La bourse ou la vie

Mona en plein congrès

Dans le livre de la Genèse, le premier chapitre raconte la création et on peut lire : Dieu créa l’homme à son image, à l’image de Dieu il le créa, il les créa homme et femme. Dieu les bénit et leur dit : Soyez féconds et multipliez-vous.

L’Eglise, durant des lustres, respecta au pied de la lettre cette sentence. Malheur aux époux qui n’avaient pas d’enfants. Ils pouvaient passer devant un tribunal pour prouver leur puissance. De nombreux ouvrages relatent ces procès ignobles.  Permettez moi de vous conter la mésaventure du baron Charles d’Argenton.

En 1595, il épousa Magdeleine de La Chastre,(avec un nom comme çà, je me serais méfiée à sa place) «Damoiselle de grande et ancienne maison». Comme le voulait la coutume, le drap taché de sang fut livré au public, ce qui prouva la consommation du mariage.

Tout allait bien durant quatre ans. Les époux semblaient heureux. Mais point d’enfant…

Magdeleine, encouragée par sa mère, fut persuadée de l’impuissance de son mari. L’affaire fut soumise à l’officiaI[1] de Sens qui ordonna promptement l’inspection des parties génitales du baron.
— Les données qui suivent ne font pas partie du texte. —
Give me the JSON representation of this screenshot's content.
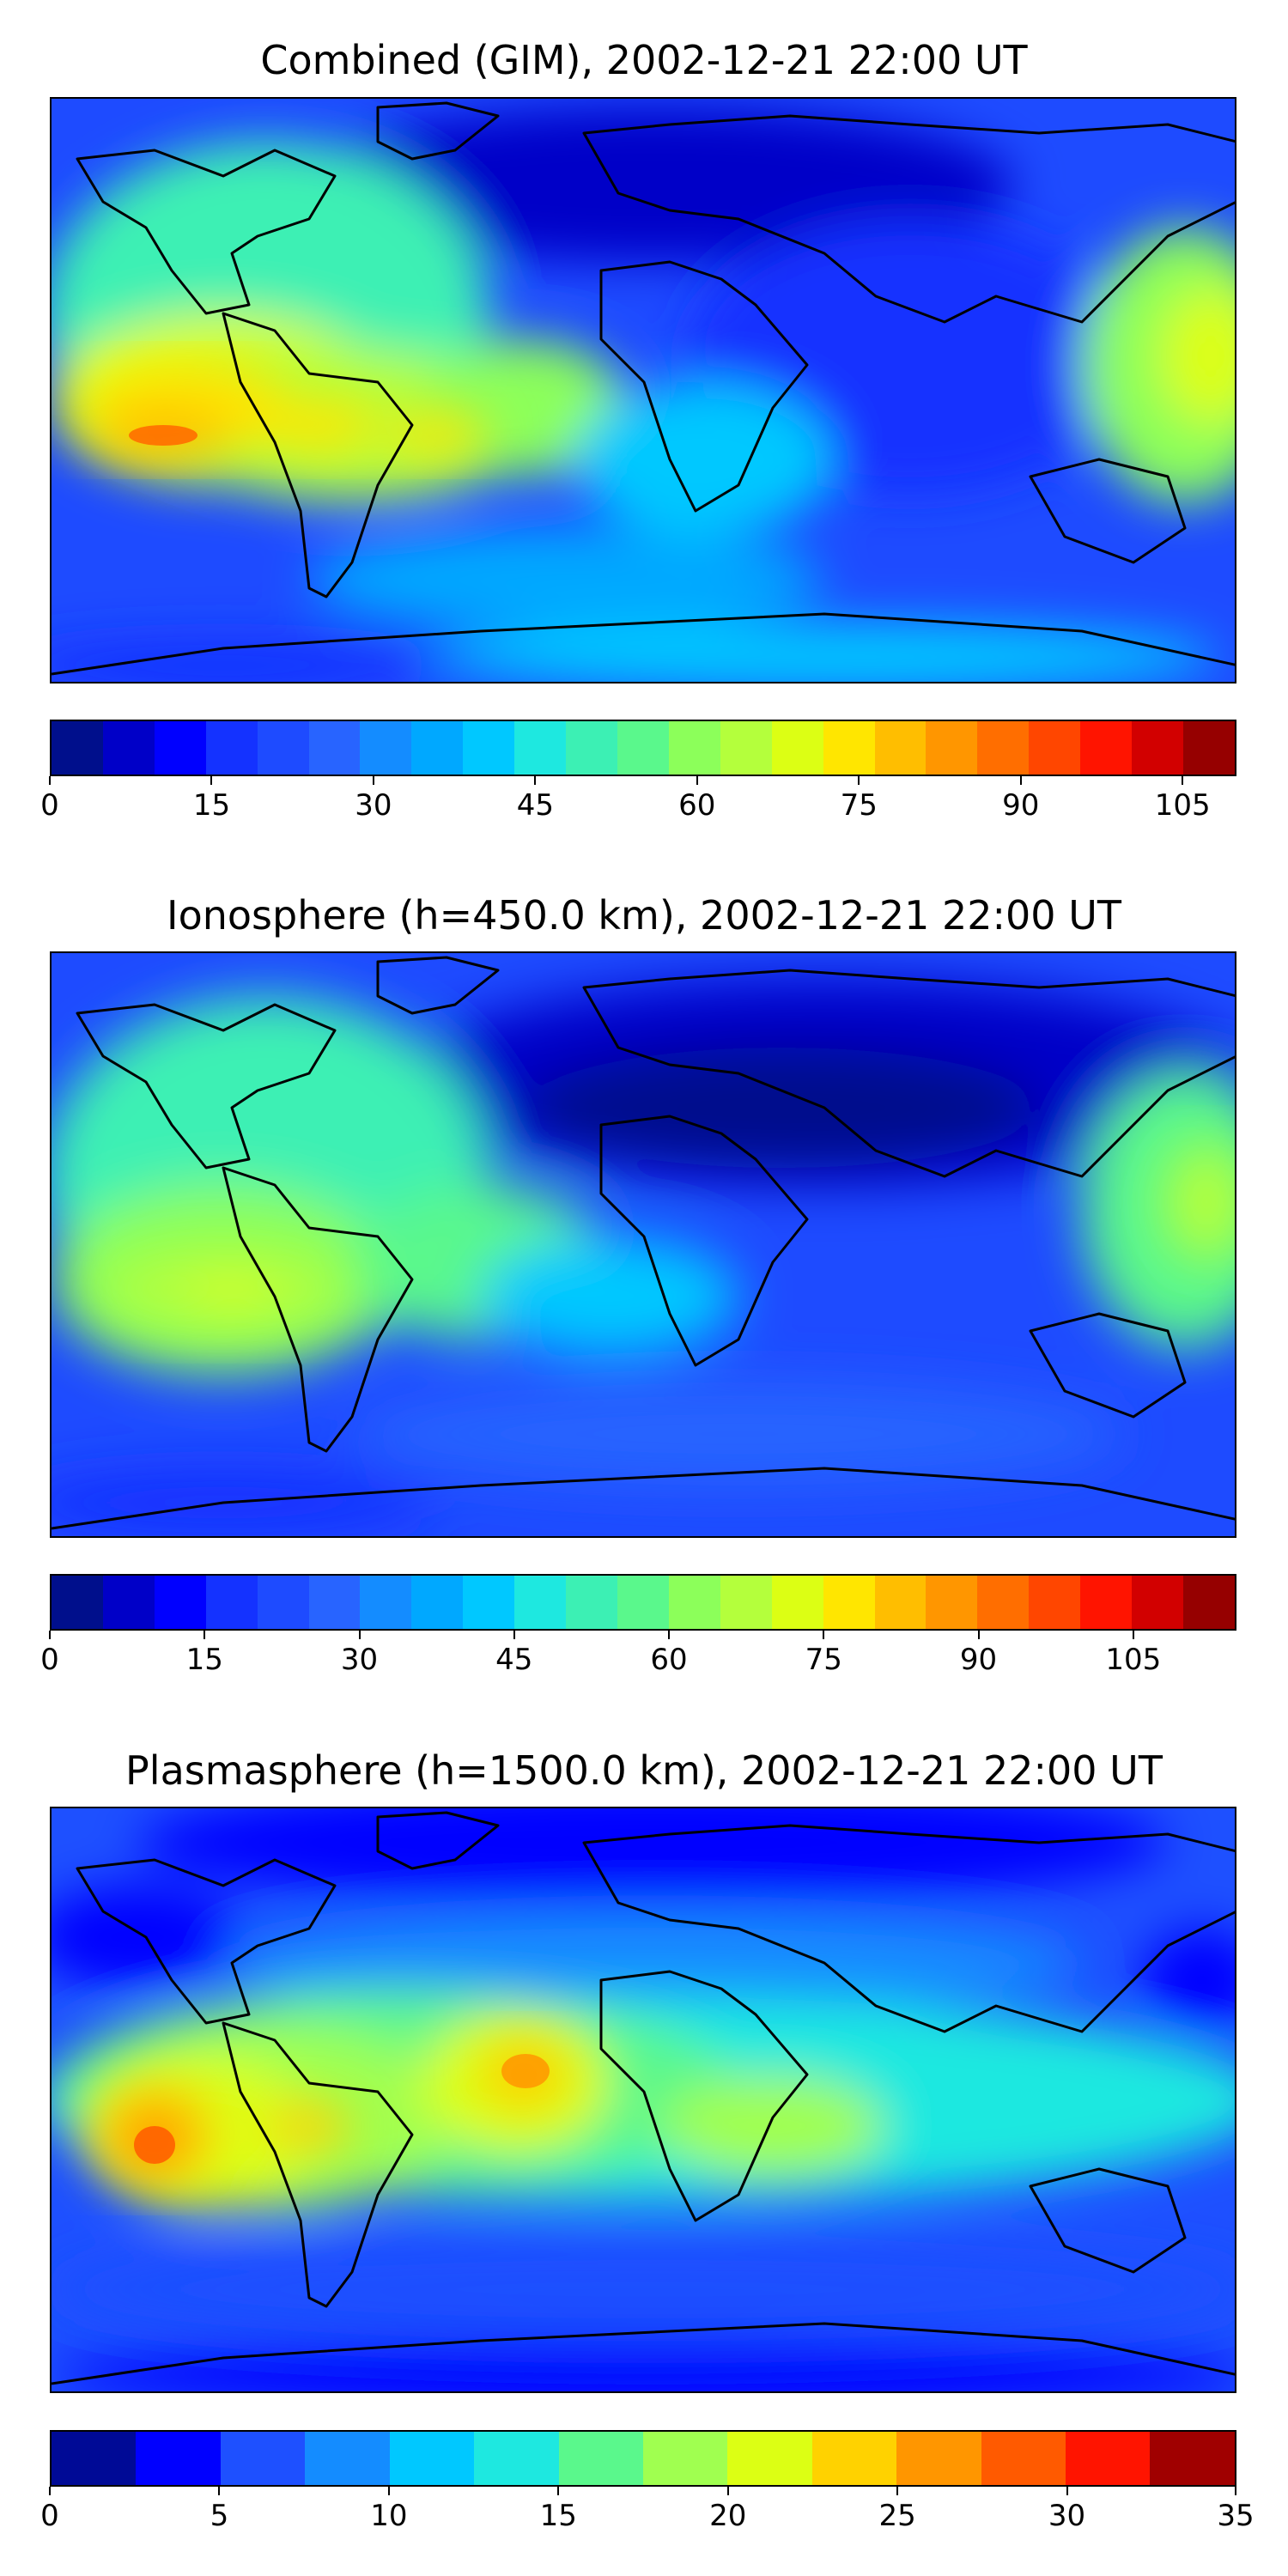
{
  "panels": [
    {
      "title": "Combined (GIM), 2002-12-21 22:00 UT",
      "vmax": 110,
      "ticks": [
        "0",
        "15",
        "30",
        "45",
        "60",
        "75",
        "90",
        "105"
      ],
      "tick_values": [
        0,
        15,
        30,
        45,
        60,
        75,
        90,
        105
      ],
      "colors": [
        "#000f8c",
        "#0000c8",
        "#0000ff",
        "#1432ff",
        "#1e4bff",
        "#2864ff",
        "#148cff",
        "#00a8ff",
        "#00c8ff",
        "#1ee8e0",
        "#3cf0b4",
        "#5af88c",
        "#8cff5a",
        "#b4ff3c",
        "#dcff14",
        "#ffe600",
        "#ffbe00",
        "#ff9600",
        "#ff6e00",
        "#ff4600",
        "#ff1400",
        "#d20000",
        "#960000"
      ]
    },
    {
      "title": "Ionosphere  (h=450.0 km), 2002-12-21 22:00 UT",
      "vmax": 115,
      "ticks": [
        "0",
        "15",
        "30",
        "45",
        "60",
        "75",
        "90",
        "105"
      ],
      "tick_values": [
        0,
        15,
        30,
        45,
        60,
        75,
        90,
        105
      ],
      "colors": [
        "#000f8c",
        "#0000c8",
        "#0000ff",
        "#1432ff",
        "#1e4bff",
        "#2864ff",
        "#148cff",
        "#00a8ff",
        "#00c8ff",
        "#1ee8e0",
        "#3cf0b4",
        "#5af88c",
        "#8cff5a",
        "#b4ff3c",
        "#dcff14",
        "#ffe600",
        "#ffbe00",
        "#ff9600",
        "#ff6e00",
        "#ff4600",
        "#ff1400",
        "#d20000",
        "#960000"
      ]
    },
    {
      "title": "Plasmasphere (h=1500.0 km), 2002-12-21 22:00 UT",
      "vmax": 35,
      "ticks": [
        "0",
        "5",
        "10",
        "15",
        "20",
        "25",
        "30",
        "35"
      ],
      "tick_values": [
        0,
        5,
        10,
        15,
        20,
        25,
        30,
        35
      ],
      "colors": [
        "#000a96",
        "#0000ff",
        "#1e50ff",
        "#148cff",
        "#00c8ff",
        "#1ee8e0",
        "#5af88c",
        "#a0ff50",
        "#dcff14",
        "#ffd200",
        "#ff9600",
        "#ff5a00",
        "#ff1400",
        "#a00000"
      ]
    }
  ]
}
Le constat mentionne que d’Argenton «n’avait point de témoins[2] extérieurement, mais comme une bourse sans boulettes, laquelle se retirait au dedans quand il se renversait, de manière qu’il n’avait autre chose qu’une verge, encore était-elle beaucoup plus courte que l’ordinaire des autres hommes».

Le baron proteste. Ses testicules existent, mais «cachées au dedans». Il réclame le congrès[3]. L’official refuse : l’absence de testicules est une preuve suffisante qui permet d’épargner la pudeur de Magdeleine de La Chastre.

Malgré son intervention auprès des autorités religieuses, la sentence fut confirmée. Il demanda au Saint-Père de prendre les choses en main (si j’ose dire).

S’en suivit une bagarre d’experts et d’avocats. Le défenseur du baron cita des chirurgiens qui affirmaient que les «testicules apparents» ne sont point nécessaires au «labourage d’amour» (amis poètes, bonsoir). «Je ne suis point châtré, s’exclame d’Argenton, j’ai de la barbe au menton, et ma voix n’est point grêle, mais semblable à celle des autres mâles, forte et virile

Mais malgré ses arguments, le baron perdit ce procès.

Le 3 février 1604, le baron d’Argenton mourut sans avoir été réhabilité. L’autopsie du cadavre fit courir tout Paris et se déroula en présence de médecins et chirurgiens et même de spectateurs.  Et les testicules cachés furent analysés : ils se trouvèrent pleins comme ceux des autres hommes.
D’Argenton fut déclaré puissant à titre posthume et la faculté de médecine de Paris décida, par décret, «qu’il n’est pas besoin, pour être capable d’engendrer, de trouver les testicules dans la bourse d’un homme, pourvu, toutefois, qu’il ait d’autres marques suffisantes de virilité».

Cette décision fit jurisprudence pour nombre de malheureux.

Mona dit que çà lui a fait une belle jambe à Charlot !


[1] Vicaire judiciaire est un juge ecclésiastique.
[2] Testicules
[3] Au Moyen Age, le congrès était une épreuve judiciaire destinée à prouver l’impuissance d’un mari en vue d’une annulation de mariage. Les époux étaient réunis dans un lit, en présence de juges, avocats, greffiers, médecins, experts judiciaire, et il s’agissait pour la Cour d’être témoins de l’impossibilité de la conjonction entre les époux.